This tutorial will guide you through the process of setting up a Mosquitto MQTT server on a Windows 11 computer.
Prerequisites
- MQTT Explorer or another MQTT client installed on your server computer.
- An additional MQTT client, ESP32, or another computer to test the connection to the server.
Mosquitto Installation
1) Download Mosquitto 64-bit version from Mosquitto's official website.
2) Run the installation file and follow the prompts, clicking "Next" until the "Install" button appears.
3) Install Mosquitto using the default path by clicking "Install."
4) Once installation is complete, click "Finish."
5) Open the Task Manager and navigate to the Services tab. You should find the Mosquitto service listed and stopped.
6) Start the Mosquitto service.
7) Use your MQTT client to connect to 'localhost' and verify the connection.
You should be connected to the broker like below
Configuration
1) Edit the mosquitto.conf file located in your mosquitto.exe installation directory in a text editor.
Add:
listener 1883 YOUR_SERVER_IP
Replace
YOUR_SERVER_IP with the IP address of your server. This configuration allows anonymous connections and specifies the server's listening address. Note: Strengthen security with authentication after initial testing.
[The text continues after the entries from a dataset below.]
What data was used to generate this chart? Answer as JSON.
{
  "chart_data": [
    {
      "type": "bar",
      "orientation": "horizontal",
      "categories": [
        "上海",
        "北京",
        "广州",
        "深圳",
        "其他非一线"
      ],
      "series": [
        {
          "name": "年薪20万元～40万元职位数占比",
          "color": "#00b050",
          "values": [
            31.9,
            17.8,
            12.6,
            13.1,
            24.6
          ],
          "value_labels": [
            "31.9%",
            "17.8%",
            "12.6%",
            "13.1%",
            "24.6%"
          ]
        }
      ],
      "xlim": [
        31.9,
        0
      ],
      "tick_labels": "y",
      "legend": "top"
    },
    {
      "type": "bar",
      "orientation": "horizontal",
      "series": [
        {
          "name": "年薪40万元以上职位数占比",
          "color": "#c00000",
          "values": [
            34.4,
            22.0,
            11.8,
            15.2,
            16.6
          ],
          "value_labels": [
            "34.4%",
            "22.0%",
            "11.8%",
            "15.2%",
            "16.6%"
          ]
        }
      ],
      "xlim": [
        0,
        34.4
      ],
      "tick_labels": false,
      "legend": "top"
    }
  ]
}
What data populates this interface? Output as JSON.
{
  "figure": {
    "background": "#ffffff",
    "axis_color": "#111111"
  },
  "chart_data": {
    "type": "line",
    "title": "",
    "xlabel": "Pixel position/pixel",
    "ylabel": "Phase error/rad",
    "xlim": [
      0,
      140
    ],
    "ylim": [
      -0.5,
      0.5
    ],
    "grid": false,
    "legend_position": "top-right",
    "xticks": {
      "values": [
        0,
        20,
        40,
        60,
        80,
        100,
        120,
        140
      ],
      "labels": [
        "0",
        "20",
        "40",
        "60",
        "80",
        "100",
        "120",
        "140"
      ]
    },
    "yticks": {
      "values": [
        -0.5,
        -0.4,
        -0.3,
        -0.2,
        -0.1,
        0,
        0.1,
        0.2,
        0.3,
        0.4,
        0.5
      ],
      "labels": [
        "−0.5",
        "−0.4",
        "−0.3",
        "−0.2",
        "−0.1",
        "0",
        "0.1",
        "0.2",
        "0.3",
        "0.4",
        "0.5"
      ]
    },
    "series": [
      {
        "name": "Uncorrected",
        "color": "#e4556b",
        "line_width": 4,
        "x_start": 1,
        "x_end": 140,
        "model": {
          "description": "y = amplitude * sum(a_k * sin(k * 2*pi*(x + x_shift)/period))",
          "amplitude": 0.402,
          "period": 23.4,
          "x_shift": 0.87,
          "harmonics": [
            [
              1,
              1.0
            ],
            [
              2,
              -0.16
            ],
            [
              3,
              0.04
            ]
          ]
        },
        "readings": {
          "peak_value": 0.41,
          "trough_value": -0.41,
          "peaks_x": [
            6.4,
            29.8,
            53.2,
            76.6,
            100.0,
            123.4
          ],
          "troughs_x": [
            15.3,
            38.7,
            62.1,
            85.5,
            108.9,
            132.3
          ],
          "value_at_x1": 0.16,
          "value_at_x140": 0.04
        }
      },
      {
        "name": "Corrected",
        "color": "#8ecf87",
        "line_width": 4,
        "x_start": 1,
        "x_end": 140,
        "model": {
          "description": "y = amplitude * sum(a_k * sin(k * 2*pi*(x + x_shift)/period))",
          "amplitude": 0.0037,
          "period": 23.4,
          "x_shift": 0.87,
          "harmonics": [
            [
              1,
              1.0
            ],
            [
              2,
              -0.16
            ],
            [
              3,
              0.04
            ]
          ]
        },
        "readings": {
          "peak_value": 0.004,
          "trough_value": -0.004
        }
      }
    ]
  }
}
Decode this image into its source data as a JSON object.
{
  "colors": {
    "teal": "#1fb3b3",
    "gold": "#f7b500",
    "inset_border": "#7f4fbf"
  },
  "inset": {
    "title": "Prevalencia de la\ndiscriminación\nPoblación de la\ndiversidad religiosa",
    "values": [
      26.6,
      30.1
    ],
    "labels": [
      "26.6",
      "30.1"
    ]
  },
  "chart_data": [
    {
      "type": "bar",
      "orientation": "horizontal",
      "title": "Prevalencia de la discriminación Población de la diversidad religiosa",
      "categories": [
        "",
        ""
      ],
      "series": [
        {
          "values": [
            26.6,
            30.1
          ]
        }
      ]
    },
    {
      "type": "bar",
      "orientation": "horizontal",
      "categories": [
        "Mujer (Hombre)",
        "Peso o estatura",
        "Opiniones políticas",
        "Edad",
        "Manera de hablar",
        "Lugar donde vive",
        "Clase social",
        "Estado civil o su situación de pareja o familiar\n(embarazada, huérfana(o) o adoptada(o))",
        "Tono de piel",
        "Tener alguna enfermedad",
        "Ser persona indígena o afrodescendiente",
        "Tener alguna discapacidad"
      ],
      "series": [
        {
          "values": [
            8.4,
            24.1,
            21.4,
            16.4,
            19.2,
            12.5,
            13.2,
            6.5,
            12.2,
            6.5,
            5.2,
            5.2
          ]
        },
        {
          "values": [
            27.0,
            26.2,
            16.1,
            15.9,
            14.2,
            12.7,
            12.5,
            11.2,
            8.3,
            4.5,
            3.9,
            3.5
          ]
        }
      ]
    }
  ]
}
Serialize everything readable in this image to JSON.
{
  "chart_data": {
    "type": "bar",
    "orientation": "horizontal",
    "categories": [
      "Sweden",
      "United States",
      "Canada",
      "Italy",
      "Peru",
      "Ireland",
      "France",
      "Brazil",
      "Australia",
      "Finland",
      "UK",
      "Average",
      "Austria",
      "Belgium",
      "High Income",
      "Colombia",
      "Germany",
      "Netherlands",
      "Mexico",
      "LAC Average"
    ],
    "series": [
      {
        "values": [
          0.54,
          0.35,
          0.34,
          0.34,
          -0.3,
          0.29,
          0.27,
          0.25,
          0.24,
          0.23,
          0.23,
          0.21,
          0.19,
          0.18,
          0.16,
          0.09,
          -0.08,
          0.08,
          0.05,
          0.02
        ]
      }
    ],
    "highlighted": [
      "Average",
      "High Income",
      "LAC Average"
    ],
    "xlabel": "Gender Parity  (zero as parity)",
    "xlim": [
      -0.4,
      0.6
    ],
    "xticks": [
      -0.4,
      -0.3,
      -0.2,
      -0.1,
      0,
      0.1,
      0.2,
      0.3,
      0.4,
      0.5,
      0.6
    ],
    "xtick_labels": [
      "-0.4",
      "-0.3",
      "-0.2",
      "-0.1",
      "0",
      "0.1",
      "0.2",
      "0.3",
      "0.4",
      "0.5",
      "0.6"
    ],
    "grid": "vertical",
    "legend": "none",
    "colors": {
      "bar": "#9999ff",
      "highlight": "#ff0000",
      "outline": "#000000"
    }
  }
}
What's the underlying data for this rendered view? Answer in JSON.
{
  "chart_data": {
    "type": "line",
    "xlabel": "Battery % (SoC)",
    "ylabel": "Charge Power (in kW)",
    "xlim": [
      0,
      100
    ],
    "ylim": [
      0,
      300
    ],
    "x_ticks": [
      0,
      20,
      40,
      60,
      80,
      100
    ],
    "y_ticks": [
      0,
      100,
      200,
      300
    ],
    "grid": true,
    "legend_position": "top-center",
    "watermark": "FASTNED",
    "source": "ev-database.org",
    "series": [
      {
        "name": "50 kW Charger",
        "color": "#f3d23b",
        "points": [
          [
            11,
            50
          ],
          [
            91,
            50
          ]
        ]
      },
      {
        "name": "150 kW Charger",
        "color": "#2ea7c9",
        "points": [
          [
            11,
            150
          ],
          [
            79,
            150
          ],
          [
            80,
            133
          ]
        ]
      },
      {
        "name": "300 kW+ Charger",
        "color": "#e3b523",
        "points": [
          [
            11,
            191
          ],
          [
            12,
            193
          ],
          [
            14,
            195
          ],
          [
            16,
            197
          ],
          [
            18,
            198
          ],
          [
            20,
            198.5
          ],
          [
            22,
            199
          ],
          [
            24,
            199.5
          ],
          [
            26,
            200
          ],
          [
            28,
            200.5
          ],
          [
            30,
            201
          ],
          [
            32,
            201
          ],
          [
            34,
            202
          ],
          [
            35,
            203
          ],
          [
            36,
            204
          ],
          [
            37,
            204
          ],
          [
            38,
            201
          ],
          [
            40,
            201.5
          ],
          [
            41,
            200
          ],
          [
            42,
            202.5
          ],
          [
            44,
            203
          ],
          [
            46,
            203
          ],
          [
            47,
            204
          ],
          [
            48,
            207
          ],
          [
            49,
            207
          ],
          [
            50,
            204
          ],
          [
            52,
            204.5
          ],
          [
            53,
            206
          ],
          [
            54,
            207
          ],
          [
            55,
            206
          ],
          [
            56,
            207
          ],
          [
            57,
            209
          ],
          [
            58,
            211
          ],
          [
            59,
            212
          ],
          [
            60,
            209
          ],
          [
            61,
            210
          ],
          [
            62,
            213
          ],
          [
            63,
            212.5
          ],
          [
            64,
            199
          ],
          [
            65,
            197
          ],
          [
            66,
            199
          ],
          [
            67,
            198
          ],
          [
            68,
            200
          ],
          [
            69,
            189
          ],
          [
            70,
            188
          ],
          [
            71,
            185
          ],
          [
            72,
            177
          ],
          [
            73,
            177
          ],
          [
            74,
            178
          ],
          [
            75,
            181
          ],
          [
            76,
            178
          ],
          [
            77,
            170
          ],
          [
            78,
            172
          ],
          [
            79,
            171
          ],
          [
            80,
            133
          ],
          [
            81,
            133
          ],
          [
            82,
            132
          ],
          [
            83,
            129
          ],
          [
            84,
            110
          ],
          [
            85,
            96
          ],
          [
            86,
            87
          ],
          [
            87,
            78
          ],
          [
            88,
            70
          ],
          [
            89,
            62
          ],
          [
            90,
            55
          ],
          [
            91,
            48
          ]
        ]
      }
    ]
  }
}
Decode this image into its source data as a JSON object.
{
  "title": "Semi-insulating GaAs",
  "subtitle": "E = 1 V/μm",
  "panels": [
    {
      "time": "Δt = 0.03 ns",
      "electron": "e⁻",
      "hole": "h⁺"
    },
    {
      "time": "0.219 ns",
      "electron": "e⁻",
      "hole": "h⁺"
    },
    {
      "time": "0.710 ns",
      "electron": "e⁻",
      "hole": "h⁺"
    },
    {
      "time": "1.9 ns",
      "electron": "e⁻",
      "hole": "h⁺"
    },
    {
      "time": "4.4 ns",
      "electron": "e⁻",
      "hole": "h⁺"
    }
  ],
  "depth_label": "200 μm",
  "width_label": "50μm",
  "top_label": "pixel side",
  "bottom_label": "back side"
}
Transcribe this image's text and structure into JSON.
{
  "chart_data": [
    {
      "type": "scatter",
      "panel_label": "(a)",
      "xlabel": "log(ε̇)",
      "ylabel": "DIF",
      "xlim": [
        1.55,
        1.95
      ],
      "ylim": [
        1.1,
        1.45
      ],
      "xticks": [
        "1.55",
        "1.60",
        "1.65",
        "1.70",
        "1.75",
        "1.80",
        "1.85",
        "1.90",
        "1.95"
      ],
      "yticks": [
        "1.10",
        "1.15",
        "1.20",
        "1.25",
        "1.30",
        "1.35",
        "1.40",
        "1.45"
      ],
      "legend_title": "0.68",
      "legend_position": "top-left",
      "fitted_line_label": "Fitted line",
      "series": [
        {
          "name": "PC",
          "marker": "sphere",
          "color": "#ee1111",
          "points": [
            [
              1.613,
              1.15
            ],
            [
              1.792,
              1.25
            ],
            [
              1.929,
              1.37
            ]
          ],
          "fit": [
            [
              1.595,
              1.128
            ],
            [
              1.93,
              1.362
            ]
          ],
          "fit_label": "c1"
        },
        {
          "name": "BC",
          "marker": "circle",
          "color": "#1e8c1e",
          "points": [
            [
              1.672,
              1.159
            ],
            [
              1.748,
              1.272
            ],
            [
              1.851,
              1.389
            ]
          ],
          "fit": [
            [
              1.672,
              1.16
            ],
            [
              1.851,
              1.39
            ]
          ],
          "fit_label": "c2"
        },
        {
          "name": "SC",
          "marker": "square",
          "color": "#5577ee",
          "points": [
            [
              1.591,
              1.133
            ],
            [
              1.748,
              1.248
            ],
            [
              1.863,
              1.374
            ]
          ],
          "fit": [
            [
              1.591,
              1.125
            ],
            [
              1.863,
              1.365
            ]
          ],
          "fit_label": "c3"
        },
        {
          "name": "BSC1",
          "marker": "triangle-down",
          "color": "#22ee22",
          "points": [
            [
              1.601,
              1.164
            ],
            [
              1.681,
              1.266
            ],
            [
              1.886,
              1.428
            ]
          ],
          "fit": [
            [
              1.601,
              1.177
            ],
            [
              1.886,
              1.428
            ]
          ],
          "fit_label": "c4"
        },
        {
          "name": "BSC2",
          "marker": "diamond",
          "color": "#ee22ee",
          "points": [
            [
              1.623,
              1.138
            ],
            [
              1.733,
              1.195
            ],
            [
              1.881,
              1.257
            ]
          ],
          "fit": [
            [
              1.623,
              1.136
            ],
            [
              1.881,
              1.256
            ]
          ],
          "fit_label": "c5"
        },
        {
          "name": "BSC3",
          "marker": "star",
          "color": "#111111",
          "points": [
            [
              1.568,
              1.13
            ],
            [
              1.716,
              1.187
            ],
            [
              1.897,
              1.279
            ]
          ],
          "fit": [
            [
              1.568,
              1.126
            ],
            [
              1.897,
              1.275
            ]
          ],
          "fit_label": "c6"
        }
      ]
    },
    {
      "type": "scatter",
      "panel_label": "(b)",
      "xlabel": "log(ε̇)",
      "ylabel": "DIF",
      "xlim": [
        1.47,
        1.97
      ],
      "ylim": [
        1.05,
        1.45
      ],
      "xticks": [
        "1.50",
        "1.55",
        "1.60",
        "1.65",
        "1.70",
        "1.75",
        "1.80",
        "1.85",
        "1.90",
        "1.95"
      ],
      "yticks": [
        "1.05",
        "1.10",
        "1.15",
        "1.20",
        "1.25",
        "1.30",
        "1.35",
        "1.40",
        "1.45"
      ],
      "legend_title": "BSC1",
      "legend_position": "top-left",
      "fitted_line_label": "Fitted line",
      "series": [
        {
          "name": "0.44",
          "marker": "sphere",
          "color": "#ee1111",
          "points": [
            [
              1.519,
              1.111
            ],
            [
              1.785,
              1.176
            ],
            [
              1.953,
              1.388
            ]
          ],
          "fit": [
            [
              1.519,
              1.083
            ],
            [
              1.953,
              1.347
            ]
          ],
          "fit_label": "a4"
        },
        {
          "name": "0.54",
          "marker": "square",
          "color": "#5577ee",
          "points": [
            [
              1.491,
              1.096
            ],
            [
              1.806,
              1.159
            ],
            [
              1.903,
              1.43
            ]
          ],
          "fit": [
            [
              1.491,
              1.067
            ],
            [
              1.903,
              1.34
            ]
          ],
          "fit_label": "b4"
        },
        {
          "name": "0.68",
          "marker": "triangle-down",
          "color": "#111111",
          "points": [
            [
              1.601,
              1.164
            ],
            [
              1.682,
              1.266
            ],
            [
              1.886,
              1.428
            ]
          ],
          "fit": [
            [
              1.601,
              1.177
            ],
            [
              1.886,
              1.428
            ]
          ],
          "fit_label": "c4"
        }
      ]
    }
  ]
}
2) Save the file. If administrator rights are required, save to a different location and then copy it back to the original directory.
3) Restart the Mosquitto service via the Task Manager.
Firewall Configuration
1) Type firewall in the Windows search input and select "Windows Defender Firewall"
2) Click on Advanced settings
Now we are going to create 2 rules for Mosquitto, one for Inbound connections, one for Outbound connections
3) Click on "Inbound Rules" and "New Rule"
4) Click "Next"
5) Enter your mosquitto.exe install path
6) Click "Next"
7) Select "Allow the connection" and click "Next"
8) Uncheck "Domain" and "Public" and click "Next"
9) Name your rule and click "Finish"
10) Repeat the same for an Outbound rule
Upon completing these steps, your Mosquitto server should be accessible to clients within your local network.
Now don't forget to strenghten your broker security
Security
Adding a username and a password
1) Create a text file named pwd.txt and enter your desired username and password in the format username:password.
Example: admin:strongpassword123
2) Save this file and move it to the directory where mosquitto.exe is installed.
3) Open Command Prompt as an administrator.
4) In the Command Prompt, navigate to the Mosquitto directory and run the following command to hash your password for security:
mosquitto_passwd -c pwd.txt
5) In your mosquitto.conf file, add:
password_file C:\Program Files\mosquitto\pwd.txt
6) Change the line allow_anonymous true to allow_anonymous false. This ensures that only authenticated users can connect.
7) Your final configuration should include these lines:
allow_anonymous false
password_file C:\Program Files\mosquitto\pwd.txt
listener 1883 YOUR_SERVER_IP
8) Restart mosquitto service
Retry to connect from your MQTT client
Restricting firewall rules
1) Open Windows Firewall and navigate to Advanced settings.
2) In the Inbound Rules, find your Mosquitto rule and double-click to edit it.
3) Go to the 'Protocols and Ports' tab.
4) Set the rule to only allow traffic through the port used by your broker (default is 1883).
6) Apply the same settings to the Outbound Rule.
7) Test the connection with your MQTT client to ensure everything is functioning correctly.
By following these steps, your MQTT broker on Windows is now more secure, reducing the risk of unauthorized access.